Growth slowdown (2): GDP is a measure of a mid-20th century industrial economy
The invention of modern national accounting, which includes the construction of GDP estimates, is credited to Kuznets and others, who did pioneering work on measuring output in the 1930s and 1940s. Ever since it was invented, thoughtful economists have cautioned against using GDP as a measure of welfare; all the while most other economists do just that.The standard criticisms of national output are outlined in clarity by the Stiglitz-Sen-Fitoussi commission, or more poetically by Robert Kennedy:
I would express these specific criticisms in a common way:
GDP measures the things that seemed important in 1940. #
National accounts take a picture of the world through a 1938 Kodak 35 rangefinder camera, and if, like a vintage filter on Instagram, they make every year look just a bit more like 1940 than it actually is, we shouldn’t be surprised. In the America of 1940, the economy was all about things you could could stub your toe on, and ultimately exchange money for, be that a bushel of wheat or a 1939 Studebaker Champion. ‘The economy’ did not include unpaid domestic work, because women worked in the home and always would, and so with a brief ceteris paribus we could ignore them. It did not include environmental degradation - Kennedy’s ‘air pollution’ - because Silent Spring hadn’t been written yet, and the environment had a boundless capacity to absorb our waste.

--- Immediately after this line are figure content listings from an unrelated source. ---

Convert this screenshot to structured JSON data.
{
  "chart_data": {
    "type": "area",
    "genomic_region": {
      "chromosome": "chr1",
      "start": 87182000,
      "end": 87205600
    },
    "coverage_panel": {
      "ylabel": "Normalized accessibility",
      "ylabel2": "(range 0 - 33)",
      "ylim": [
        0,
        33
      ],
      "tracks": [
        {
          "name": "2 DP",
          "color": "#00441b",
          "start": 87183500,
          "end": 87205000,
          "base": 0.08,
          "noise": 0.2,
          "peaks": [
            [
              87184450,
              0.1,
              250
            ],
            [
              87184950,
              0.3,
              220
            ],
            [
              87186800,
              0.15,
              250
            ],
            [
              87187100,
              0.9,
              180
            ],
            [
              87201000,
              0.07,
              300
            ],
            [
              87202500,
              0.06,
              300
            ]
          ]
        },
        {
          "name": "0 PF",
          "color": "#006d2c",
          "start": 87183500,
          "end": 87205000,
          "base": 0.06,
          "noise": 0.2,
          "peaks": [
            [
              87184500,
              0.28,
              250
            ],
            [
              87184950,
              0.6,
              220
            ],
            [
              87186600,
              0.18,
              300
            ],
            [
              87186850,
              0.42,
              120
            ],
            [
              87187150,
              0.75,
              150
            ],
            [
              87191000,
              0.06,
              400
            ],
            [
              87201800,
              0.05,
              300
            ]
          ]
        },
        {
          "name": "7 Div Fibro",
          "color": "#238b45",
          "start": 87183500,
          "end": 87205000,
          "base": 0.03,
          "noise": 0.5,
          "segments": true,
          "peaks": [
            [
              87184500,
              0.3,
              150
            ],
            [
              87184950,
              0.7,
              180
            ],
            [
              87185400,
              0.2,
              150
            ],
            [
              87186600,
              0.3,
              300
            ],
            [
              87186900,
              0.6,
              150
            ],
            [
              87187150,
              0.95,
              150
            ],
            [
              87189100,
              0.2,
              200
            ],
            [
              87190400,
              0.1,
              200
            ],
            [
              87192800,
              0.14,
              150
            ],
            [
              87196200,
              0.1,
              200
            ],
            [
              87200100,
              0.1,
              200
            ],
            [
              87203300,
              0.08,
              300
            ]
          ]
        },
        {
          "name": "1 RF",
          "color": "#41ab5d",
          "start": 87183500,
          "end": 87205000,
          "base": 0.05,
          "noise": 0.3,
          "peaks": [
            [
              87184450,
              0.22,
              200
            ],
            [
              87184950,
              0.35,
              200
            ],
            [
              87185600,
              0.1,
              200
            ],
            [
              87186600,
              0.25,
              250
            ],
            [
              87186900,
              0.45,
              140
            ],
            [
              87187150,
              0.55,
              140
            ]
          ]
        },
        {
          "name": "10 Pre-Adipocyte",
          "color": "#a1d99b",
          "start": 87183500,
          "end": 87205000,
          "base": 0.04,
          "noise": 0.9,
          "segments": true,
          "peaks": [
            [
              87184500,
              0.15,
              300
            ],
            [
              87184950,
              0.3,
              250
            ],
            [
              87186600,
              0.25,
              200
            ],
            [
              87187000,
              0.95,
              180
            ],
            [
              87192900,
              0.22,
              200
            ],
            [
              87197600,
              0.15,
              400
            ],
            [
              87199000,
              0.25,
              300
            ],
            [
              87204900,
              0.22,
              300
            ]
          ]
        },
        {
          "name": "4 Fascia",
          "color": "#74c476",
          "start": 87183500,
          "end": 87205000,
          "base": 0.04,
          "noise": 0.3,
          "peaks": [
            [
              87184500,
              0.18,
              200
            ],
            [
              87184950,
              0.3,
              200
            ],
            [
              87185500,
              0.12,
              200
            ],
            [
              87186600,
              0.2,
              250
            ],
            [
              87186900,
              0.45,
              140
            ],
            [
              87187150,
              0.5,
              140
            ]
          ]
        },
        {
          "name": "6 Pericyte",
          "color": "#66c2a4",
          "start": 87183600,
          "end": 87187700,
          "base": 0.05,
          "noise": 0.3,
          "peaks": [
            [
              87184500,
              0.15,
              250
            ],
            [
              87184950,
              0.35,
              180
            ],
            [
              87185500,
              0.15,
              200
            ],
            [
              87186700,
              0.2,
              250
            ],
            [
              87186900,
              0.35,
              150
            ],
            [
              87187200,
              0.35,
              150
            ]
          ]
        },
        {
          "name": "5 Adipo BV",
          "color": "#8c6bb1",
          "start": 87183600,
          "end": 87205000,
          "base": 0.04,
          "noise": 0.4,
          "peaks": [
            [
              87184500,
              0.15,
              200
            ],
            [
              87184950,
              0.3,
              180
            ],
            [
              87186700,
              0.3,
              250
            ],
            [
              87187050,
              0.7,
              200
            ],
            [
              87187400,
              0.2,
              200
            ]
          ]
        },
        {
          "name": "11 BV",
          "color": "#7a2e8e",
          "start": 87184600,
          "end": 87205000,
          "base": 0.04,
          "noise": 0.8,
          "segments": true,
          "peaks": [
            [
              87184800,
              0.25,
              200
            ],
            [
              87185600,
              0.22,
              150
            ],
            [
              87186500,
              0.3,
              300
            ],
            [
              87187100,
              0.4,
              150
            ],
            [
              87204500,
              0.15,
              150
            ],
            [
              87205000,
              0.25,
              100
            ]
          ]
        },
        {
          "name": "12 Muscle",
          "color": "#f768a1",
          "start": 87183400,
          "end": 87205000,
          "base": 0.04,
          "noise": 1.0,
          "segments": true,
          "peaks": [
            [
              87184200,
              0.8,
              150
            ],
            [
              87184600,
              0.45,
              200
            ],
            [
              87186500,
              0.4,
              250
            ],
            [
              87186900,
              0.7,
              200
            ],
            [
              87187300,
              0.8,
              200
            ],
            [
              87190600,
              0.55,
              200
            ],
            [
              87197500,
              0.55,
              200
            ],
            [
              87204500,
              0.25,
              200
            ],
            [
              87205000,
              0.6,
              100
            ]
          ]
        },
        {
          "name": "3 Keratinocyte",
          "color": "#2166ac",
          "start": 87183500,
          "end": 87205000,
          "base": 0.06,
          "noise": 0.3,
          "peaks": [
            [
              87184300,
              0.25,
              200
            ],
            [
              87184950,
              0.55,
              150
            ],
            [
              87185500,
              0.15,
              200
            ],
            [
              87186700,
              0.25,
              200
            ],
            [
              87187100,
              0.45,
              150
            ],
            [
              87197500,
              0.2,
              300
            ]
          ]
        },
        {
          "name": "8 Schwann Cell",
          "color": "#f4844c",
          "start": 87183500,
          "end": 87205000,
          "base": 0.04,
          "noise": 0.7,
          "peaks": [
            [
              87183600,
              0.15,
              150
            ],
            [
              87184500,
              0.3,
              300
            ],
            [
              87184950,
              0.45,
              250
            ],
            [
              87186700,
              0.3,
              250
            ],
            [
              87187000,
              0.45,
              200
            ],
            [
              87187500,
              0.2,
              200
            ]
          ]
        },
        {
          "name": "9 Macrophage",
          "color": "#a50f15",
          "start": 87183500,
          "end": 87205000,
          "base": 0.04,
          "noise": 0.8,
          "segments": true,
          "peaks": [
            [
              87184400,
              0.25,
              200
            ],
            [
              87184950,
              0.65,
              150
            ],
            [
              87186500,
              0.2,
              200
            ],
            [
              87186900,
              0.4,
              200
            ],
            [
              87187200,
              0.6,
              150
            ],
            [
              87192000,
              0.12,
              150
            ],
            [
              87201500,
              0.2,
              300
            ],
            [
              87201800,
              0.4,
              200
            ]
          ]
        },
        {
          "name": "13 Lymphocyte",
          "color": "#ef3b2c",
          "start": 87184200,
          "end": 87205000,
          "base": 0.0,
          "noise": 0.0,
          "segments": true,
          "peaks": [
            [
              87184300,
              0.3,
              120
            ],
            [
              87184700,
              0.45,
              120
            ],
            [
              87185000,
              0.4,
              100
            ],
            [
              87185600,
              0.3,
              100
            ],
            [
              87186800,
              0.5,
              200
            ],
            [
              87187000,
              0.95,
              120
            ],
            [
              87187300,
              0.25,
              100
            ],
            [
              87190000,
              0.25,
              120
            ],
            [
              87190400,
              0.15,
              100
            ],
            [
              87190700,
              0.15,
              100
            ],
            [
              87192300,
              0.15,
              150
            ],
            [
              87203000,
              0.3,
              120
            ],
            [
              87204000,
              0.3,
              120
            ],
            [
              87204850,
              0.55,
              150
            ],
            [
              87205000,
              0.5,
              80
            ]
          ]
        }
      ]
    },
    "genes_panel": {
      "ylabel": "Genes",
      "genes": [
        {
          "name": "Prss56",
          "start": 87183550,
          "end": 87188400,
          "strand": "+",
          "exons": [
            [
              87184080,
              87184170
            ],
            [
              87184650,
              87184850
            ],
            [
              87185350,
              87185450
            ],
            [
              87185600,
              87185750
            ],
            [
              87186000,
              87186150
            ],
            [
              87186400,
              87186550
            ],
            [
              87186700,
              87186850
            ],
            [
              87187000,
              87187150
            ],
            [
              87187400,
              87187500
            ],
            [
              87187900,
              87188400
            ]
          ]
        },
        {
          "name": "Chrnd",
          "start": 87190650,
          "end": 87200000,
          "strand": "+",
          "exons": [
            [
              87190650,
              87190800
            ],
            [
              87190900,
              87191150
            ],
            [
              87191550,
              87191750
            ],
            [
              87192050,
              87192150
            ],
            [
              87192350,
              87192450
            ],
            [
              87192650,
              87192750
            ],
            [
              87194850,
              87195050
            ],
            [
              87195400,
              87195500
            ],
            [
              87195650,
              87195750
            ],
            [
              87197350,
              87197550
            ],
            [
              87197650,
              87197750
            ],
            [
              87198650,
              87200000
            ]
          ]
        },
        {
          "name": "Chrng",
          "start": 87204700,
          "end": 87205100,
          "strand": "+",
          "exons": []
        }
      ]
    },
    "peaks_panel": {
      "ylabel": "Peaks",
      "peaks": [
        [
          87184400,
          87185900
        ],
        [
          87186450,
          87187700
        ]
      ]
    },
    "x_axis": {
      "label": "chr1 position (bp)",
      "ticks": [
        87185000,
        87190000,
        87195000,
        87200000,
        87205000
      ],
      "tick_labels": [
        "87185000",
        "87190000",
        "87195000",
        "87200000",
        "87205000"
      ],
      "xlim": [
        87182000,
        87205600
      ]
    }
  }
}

In short, the further you travel from 1940 - in either direction - the less relevant GDP becomes as a measure of anything very interesting.
While Angus Maddison heroically attempted to estimate GDP going back centuries or even millenia, these numbers are next-to-impossible to meaningfully interpret once we move too far from our own experience. Apparently, Haiti in 2008 had the same real GDP per capita, as Germany in 1500 (around $690 in 1990 prices). And yet Haiti has 4.2 million cellular phones (2011), whereas that kind of sorcery would get you burned at the stake in 16th century Germany. In Haiti, the life expectancy at birth is 63, miserable by world standards. But in 16th century Europe, it was an even-more-miserable 40. So what does GDP tell us? Was life in Germany in 1500 anything like life in Haiti in 2008?
Similar issues arise as we travel forwards in time. Consider, for example, that in 1940, Encyclopaedia Britannica was sold door-to-door, presumably recording substantial revenues, which fed into GDP estimates of publishing. Today, Wikipedia has entire displaced the traditional encyclopaedia (and many other reference books besides), and its revenues are negligible. The encyclopaedia-publishing sector has simply vanished from the national accounts, and yet we have better encyclopaedias than ever before. The same problem applies to open-source software, and free access to entertainment (music & videos on Youtube, for instance).
This is a well-known problem. GDP captures market exchange, but what we really care about is an imaginary and not-directly-measurable idea that economists call consumer surplus: the degree to which you value something more than the price you pay for it.
Some commentators think this is not a big problem today. Much of the economy is still involved in producing things that would be familiar to our 1940s researcher. But that’s gradually changing, and there’s no question it distorts GDP comparisons over time. The actual calculation of GDP by statistical agencies is a patchwork of minor repairs to deal with issues like this, and I’m sure they can go on repairing it for some time. But now, more than ever, we need to be careful about how we interpret GDP. And I would say one of the worst ways to interpret it, is to use GDP growth per capita as a measure of technological progress.